We also see festival performers and attendees watching and reacting to the footage in real time. They describe with awe the experience of entering a space where Blackness was not only accepted but celebrated. The revolutionary takeaway for many was: I am beautiful. We are beautiful. Our culture, our music, our fashion, our hair is beautiful. And it’s worth fighting for. More than a concert, “Summer of Soul” presents the festival as an opportunity for solidarity, to mourn the murders of Civil Rights leaders and to gain spiritual strength for the work still to come. As Gladys Knight notes: “It wasn’t just about the music.”

But the music is spectacular. Beyond being a collection of undeniable classics, the songs we hear express joy, sorrow, rage, hope with more potency than words ever could. “Gospel’s part of our DNA,” journalist Charlayne Hunter Gault observes, and the songs often move easily from performance to prayer. For me, the most transcendent moment is Mahalia Jackson and Mavis Staples’ showstopping rendition of “Precious Lord, Take My Hand.” In their voices you hear the pain and loss of the long struggle for freedom, but you also hear the faith that carries them, always, forward. God walks with the oppressed, a better, more just world is possible; when you hear them sing, you believe it.

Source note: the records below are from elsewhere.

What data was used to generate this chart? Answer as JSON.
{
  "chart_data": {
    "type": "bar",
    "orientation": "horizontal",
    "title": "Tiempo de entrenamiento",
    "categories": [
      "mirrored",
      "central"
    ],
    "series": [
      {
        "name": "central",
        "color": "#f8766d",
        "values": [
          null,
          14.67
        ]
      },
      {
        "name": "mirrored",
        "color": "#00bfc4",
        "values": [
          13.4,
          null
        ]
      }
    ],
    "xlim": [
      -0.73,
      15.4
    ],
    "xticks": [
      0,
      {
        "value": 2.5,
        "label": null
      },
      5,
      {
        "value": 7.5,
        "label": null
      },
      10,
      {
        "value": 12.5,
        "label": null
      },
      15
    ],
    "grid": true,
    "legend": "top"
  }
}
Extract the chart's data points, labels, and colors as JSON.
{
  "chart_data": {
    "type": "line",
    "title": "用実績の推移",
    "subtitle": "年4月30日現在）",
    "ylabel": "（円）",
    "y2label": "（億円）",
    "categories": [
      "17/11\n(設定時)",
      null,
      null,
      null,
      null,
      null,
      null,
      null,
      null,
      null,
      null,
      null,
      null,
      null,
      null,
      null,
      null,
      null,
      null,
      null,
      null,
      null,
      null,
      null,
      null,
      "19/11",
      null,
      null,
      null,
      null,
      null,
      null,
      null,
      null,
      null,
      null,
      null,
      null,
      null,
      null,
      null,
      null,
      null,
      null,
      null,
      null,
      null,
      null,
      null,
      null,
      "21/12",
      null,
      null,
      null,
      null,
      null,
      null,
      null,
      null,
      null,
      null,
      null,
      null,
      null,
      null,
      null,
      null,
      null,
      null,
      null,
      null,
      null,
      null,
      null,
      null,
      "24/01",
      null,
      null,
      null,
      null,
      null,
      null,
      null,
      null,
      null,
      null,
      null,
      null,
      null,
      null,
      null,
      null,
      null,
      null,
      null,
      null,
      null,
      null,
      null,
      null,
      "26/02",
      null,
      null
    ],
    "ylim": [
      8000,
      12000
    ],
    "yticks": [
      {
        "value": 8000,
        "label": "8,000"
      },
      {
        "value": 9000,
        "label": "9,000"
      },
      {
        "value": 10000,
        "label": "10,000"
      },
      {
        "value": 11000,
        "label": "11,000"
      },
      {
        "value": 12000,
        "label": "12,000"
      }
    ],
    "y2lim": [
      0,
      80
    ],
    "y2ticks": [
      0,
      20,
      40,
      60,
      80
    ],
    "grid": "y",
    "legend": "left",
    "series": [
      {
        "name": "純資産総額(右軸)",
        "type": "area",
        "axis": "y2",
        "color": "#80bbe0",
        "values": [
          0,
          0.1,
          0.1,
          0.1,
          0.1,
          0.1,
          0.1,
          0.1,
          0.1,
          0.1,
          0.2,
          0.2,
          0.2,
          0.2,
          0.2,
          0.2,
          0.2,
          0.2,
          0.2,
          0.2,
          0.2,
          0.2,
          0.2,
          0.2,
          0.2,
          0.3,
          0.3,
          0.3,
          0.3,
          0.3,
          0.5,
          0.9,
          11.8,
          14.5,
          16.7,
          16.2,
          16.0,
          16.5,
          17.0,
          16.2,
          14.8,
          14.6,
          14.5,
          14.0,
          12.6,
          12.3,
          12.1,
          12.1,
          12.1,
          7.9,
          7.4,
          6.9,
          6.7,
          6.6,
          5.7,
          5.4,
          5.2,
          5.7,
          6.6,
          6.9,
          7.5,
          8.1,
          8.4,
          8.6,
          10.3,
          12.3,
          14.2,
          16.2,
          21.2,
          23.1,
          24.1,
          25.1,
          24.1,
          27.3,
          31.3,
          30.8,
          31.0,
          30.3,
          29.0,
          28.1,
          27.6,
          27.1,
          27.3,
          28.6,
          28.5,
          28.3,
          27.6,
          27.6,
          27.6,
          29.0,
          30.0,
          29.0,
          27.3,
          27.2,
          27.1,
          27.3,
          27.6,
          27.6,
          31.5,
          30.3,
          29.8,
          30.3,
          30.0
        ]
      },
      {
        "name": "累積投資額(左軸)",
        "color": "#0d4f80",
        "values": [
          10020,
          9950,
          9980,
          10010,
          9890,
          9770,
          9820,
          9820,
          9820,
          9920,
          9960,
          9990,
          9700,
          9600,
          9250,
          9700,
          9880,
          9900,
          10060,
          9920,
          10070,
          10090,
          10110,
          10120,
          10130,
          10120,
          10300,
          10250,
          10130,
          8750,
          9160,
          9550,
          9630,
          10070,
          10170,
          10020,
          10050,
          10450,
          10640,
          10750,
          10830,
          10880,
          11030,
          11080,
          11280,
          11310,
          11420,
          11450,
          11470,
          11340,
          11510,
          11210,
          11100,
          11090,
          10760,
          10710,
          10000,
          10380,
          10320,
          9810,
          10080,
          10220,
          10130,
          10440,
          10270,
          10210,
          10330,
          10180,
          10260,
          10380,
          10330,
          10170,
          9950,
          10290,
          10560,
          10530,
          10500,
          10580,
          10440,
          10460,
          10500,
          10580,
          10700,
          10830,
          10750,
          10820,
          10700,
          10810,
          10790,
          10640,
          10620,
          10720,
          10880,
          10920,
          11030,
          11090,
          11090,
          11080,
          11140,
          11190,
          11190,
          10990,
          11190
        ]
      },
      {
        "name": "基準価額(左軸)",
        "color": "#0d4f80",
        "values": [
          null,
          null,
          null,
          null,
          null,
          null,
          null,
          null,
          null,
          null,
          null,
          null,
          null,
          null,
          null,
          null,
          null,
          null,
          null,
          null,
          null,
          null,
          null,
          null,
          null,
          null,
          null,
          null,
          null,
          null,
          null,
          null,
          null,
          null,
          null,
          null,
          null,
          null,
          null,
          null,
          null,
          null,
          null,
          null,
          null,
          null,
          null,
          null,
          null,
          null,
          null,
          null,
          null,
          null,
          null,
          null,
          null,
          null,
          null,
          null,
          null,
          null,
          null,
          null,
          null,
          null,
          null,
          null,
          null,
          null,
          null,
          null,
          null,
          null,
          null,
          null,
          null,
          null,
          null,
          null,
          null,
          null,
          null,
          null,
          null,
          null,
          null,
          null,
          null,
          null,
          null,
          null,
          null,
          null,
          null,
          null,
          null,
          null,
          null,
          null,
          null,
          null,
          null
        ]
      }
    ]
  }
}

In the spirit of Juneteenth, the 1969 Harlem Cultural Festival was good news to Black Americans during a dynamic historical moment, one brimming with danger and potential. Summer of Soul is its own sort of good news, raising it out of historical obscurity and delivering its powerful message to today, a moment no less in need of hope and liberation, reminding us that God is present when we are together. By unearthing this history, “Summer of Soul” allows us to reimagine what is possible, to gain strength for the hard but necessary work of living the Gospel in our world. Now that truly is Good News.

“Summer of Soul” is streaming now on Hulu and Disney+.